I also want him to be kind and empathetic towards me, but I realize that this is also something that needs to be built over time. so that is a “wish-list” item, not a “deal-breaker” right now. I wouldn't wait with this forever, but am willing to wait temporarily.
the deal-breaker would be: if I would find out that he is continuing to see other women. right now I just have suspicions, and I don't know if it is a "gut feeling that I should pay attention to" or if it is simply "hypervigilance".
I don't have anything concrete – just bits and pieces that might not mean anything. e.g. a few weeks ago I came up behind him when he was sitting with his ipad in the evening, and he was furious. I didn't see anything on his screen - he was just playing solitaire, I didn't see any IM windows disappearing, but why was he so angry? he said it was because I startled him by approaching so quietly. but it reminded me of times in the past when he would quickly close an IM window on his computer (and be angry at me for approaching quietly) when I came into the room.

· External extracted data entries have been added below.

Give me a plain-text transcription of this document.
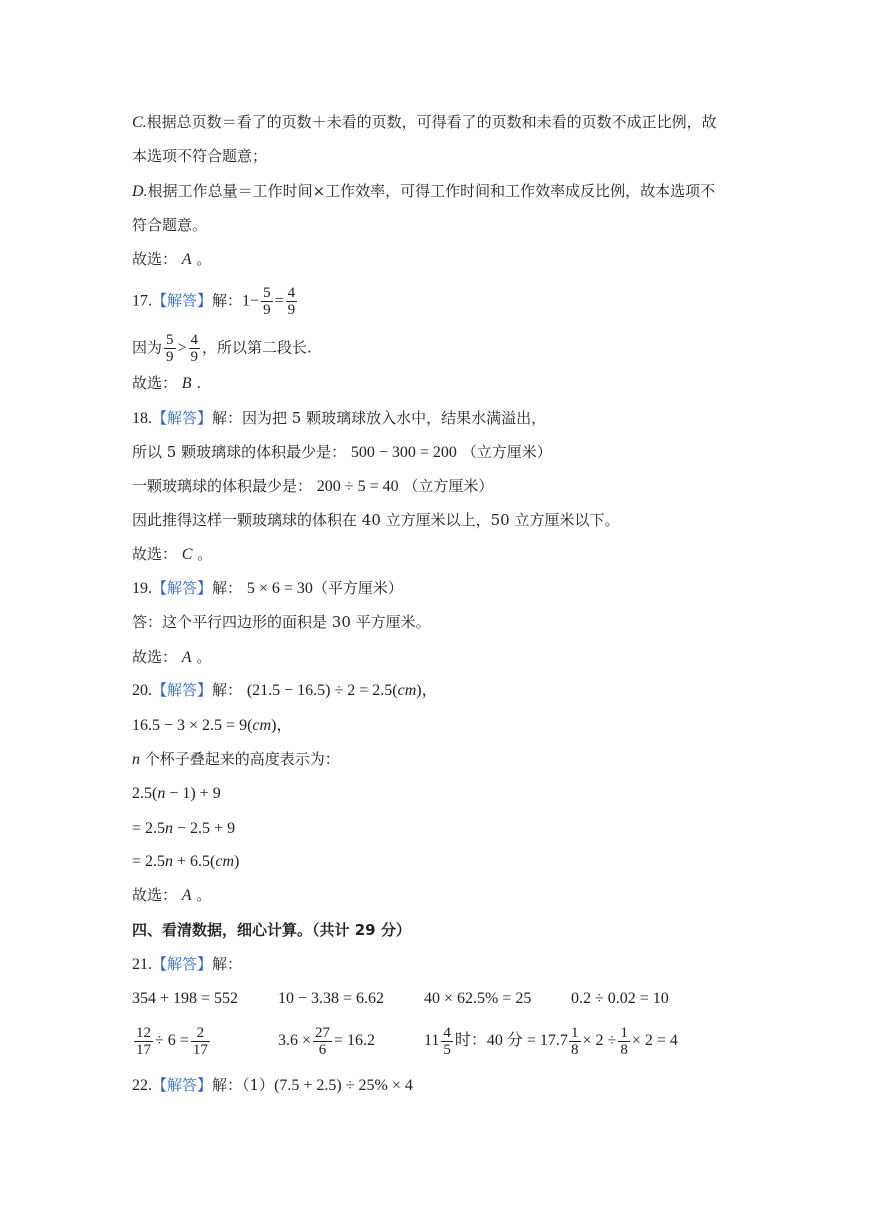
C.根据总页数＝看了的页数＋未看的页数，可得看了的页数和未看的页数不成正比例，故
本选项不符合题意；
D.根据工作总量＝工作时间×工作效率，可得工作时间和工作效率成反比例，故本选项不
符合题意。
故选： A 。
17.【解答】解：$1- \frac{5}{9} = \frac{4}{9}$
因为 $\frac{5}{9} > \frac{4}{9}$ ，所以第二段长.
故选： B .
18.【解答】解：因为把 5 颗玻璃球放入水中，结果水满溢出，
所以 5 颗玻璃球的体积最少是： 500 − 300 = 200 （立方厘米）
一颗玻璃球的体积最少是： 200 ÷ 5 = 40 （立方厘米）
因此推得这样一颗玻璃球的体积在 40 立方厘米以上，50 立方厘米以下。
故选： C 。
19.【解答】解： 5 × 6 = 30（平方厘米）
答：这个平行四边形的面积是 30 平方厘米。
故选： A 。
20.【解答】解： (21.5 − 16.5) ÷ 2 = 2.5(cm)，
16.5 − 3 × 2.5 = 9(cm)，
n 个杯子叠起来的高度表示为：
2.5(n − 1) + 9
= 2.5n − 2.5 + 9
= 2.5n + 6.5(cm)
故选： A 。
四、看清数据，细心计算。（共计 29 分）
21.【解答】解：
354 + 198 = 552 10 − 3.38 = 6.62 40 × 62.5% = 25 0.2 ÷ 0.02 = 10
$\frac{12}{17} \div 6 = \frac{2}{17}$	$3.6 \times \frac{27}{6} = 16.2$	$11 \frac{4}{5}$ 时：40 分 = $17.7 \frac{1}{8} \times 2 \div \frac{1}{8} \times 2 = 4$
22.【解答】解：（1）(7.5 + 2.5) ÷ 25% × 4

in December, when he was home most of the time, he was "not-nice" to me a lot of the time - and not because of anything I did. it gave me a feeling that he was angry at me for taking away his candy jar. or that the anger might even be a reaction (or smokescreen) for him needing to hide things from me. again, no evidence, just my own suspicions from being burnt in the past.
on the other hand, even when he is "nice" and reassuring towards me, he could still be seeing other women - as in the example I gave in my earlier post today.
this past week was really stressful for me, because it would have been an ideal opportunity for him if he were still seeing other women. it was a week between job locations when he was travelling from one job to another, but didn't have a *lot* of travelling to do. also it included V-day, and is followed by a federal holiday (long weekend). so, ideal opportunity, but no evidence of anything actually happening. of course, in the past, when he was actively conducting multiple affairs, there was usually never any evidence either.
so I just don't know. if my “deal-breaker” is to know that he is not having any further affairs, how can it be a "deal-breaker" for me if I have no way to verify whether anything is going on?
and that brings me back to my first question: how can I tell if anything is going on?
yes, “believe nothing they say and only half of what they do.” great. how do I know when I can stop doing that and allow myself to trust him again?
otherwise I feel that all my DB efforts are just building a sand castle.